Bombay Hook National Wildlife Refuge

Thousands of snow geese take flight at Bombay Hook National Wildlife Refuge on 31 October 2014. Photo by Abby Walter
Thousands of snow geese take flight at Bombay Hook National Wildlife Refuge on 31 October 2014. Photo by Abby Walter

While there are several different ecosystem types present at Bombay Hook National Wildlife Refuge, tidal marsh is strongly in the majority.

“This is a 16 thousand acre refuge, and 12 thousand of those acres are tidal marsh,” explained regional biologist Susan Guiteras of the US Fish and Wildlife Service. Such a large expanse of saltmarsh is particularly rare on the eastern coast; it makes up the largest stretch of saltmarsh north of Virginia that has not faced significant alterations. The size and quality of this marsh makes it especially important for migratory birds, which use Bombay Hook as a midway stopover point along the Atlantic flyway. The saltmarsh requires minimal management on the part of the biologist staff, but does afford significant research opportunities, including with the University of Delaware.

A system of dikes allows biologists at Bombay Hook NWR to manage their freshwater impoundments also to cater to the migratory birds of each season. Primarily fed by rainwater and runoff, the impoundments are lowered during the spring to expose mudflats for migratory shorebirds (known as a slow spring drawdown). During the summer, vegetation germinates and grows thicker. By fall, the impoundments are allowed to refill until shallow water has accumulated for ducks and other waterfowl. This temporally flexible management strategy allows the ecosystems to be ideal for each round of migrants throughout the year. The dike system, however, is currently in need of replacement. Blockades have begun to rust away, preventing sufficient control of water movement. A recent collaboration with Ducks Unlimited will provide entirely new dikes for the refuge.
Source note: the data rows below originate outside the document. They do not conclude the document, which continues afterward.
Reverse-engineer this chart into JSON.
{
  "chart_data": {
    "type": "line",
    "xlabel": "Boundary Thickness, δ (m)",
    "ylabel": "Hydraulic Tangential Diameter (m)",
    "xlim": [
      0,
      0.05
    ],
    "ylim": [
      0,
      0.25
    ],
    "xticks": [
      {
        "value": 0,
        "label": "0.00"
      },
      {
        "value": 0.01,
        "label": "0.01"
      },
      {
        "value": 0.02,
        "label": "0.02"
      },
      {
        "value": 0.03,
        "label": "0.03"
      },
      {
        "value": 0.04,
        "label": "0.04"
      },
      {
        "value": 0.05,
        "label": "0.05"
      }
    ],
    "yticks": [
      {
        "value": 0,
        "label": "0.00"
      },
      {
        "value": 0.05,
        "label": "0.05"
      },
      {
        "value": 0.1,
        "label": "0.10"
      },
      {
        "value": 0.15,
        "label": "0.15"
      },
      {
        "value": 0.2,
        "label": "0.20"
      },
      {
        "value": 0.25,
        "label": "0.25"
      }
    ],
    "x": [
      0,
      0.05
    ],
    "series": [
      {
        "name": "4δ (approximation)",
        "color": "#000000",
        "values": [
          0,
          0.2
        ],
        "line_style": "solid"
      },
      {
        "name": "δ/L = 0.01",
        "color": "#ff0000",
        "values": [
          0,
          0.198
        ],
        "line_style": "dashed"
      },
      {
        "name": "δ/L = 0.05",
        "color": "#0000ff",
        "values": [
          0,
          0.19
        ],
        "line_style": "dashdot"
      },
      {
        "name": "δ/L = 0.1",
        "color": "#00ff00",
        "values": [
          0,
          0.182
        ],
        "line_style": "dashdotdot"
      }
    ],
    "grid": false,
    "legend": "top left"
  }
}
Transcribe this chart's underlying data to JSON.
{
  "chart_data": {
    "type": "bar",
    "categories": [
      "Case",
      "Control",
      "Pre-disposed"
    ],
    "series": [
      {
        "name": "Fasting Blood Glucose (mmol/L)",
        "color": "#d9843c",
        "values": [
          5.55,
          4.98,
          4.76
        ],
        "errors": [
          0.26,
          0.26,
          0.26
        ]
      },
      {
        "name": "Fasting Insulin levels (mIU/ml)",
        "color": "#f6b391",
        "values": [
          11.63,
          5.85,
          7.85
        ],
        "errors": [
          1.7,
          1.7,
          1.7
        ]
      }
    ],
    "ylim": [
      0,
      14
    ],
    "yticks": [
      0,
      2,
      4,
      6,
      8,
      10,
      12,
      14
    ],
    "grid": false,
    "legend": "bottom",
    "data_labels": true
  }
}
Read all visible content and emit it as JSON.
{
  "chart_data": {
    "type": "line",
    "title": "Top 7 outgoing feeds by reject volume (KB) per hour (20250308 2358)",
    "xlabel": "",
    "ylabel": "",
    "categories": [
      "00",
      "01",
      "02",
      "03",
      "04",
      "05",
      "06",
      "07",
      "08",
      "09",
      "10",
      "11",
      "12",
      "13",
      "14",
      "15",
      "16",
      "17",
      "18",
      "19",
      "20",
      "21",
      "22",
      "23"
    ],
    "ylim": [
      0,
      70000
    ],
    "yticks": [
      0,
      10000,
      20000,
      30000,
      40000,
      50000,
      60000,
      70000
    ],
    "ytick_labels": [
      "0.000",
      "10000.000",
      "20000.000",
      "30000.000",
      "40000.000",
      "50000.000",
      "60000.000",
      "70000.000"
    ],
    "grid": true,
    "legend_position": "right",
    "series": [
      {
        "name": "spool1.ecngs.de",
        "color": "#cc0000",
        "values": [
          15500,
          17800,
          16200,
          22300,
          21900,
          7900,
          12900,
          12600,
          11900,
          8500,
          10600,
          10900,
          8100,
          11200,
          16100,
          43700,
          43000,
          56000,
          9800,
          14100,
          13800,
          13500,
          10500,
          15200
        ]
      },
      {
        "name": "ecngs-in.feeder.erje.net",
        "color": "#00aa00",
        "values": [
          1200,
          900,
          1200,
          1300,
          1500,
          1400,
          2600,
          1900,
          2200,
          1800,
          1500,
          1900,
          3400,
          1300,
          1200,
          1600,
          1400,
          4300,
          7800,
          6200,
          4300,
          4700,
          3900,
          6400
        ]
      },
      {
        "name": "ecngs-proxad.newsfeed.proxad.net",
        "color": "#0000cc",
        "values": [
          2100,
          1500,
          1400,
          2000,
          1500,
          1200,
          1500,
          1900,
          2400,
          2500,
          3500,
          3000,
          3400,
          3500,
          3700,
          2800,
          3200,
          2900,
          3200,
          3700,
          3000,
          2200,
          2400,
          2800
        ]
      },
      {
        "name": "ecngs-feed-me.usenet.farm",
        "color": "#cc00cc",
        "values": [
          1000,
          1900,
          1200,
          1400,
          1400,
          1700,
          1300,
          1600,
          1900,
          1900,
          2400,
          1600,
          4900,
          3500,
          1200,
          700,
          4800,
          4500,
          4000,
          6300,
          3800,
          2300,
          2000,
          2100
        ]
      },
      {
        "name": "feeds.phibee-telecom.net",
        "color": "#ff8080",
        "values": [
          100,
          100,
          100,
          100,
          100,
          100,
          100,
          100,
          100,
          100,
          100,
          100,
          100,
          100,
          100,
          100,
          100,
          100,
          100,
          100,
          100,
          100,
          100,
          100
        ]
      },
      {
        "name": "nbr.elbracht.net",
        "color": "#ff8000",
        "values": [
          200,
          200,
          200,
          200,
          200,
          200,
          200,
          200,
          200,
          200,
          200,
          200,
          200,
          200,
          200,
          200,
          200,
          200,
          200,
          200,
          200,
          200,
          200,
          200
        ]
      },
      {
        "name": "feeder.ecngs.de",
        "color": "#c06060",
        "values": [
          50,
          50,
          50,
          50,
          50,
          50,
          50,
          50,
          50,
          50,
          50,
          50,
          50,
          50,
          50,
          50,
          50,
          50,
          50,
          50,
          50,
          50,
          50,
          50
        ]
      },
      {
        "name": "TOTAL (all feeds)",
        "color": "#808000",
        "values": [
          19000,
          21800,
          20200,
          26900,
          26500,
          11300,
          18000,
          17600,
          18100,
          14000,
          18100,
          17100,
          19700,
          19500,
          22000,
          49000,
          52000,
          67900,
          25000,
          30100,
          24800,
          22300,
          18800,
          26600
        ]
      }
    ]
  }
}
Bombay Hook NWR also contains a significant amount of upland fields. Until 2010, these fields were a mix of natural grasslands, managed by the Bombay Hook staff, and agricultural fields, managed by private farmers. Historically, this had been a mutually beneficial arrangement: farmers were given land to grow crops, and the traditional practices meant that the agricultural fields provided habitat for wildlife when not in season. However, farming practices have drastically changed in the past several decades, without reevaluation by the Bombay Hook management to make sure that practices were still ultimately beneficial to wildlife. With recent lawsuits by bird advocacy groups, Bombay Hook NWR halted all agricultural practices on the refuge in 2010. Because these many acres were reclaimed all at once, management was not able to keep up with such a huge change, and invasive species have come to dominate the upland fields. This predicament illustrates the importance of strategic and well thought-out management changes, whenever they are possible.

Bombay Hook NWR is a testament to the potential success of coastal wetland management at a time when this ecosystem type faces a myriad of threats, both natural and anthropogenic. Natural subsidence, periodic storms, and changing tides are constant drivers of wetland loss. Normally, a coastal wetland may be able to persist against such threats, but the addition of human-induced factors makes resilience more difficult. Sea level rise, accelerated by climate change, could mean loss of 20-60% of the world’s coastal wetlands in this century if these ecosystems are not able to migrate inland quickly. Pollution and nutrient runoff pose health risks for wetland wildlife, and can lead to toxic algal blooms. Human development of wetlands, such as dredging and filling, as well as alterations to the hydrology caused by dams and other structures, can lead to physical wetland loss or saltwater intrusion. With so many dangers facing coastal wetlands today, Bombay Hook NWR remains as an example of effective management of these ecosystems in peril.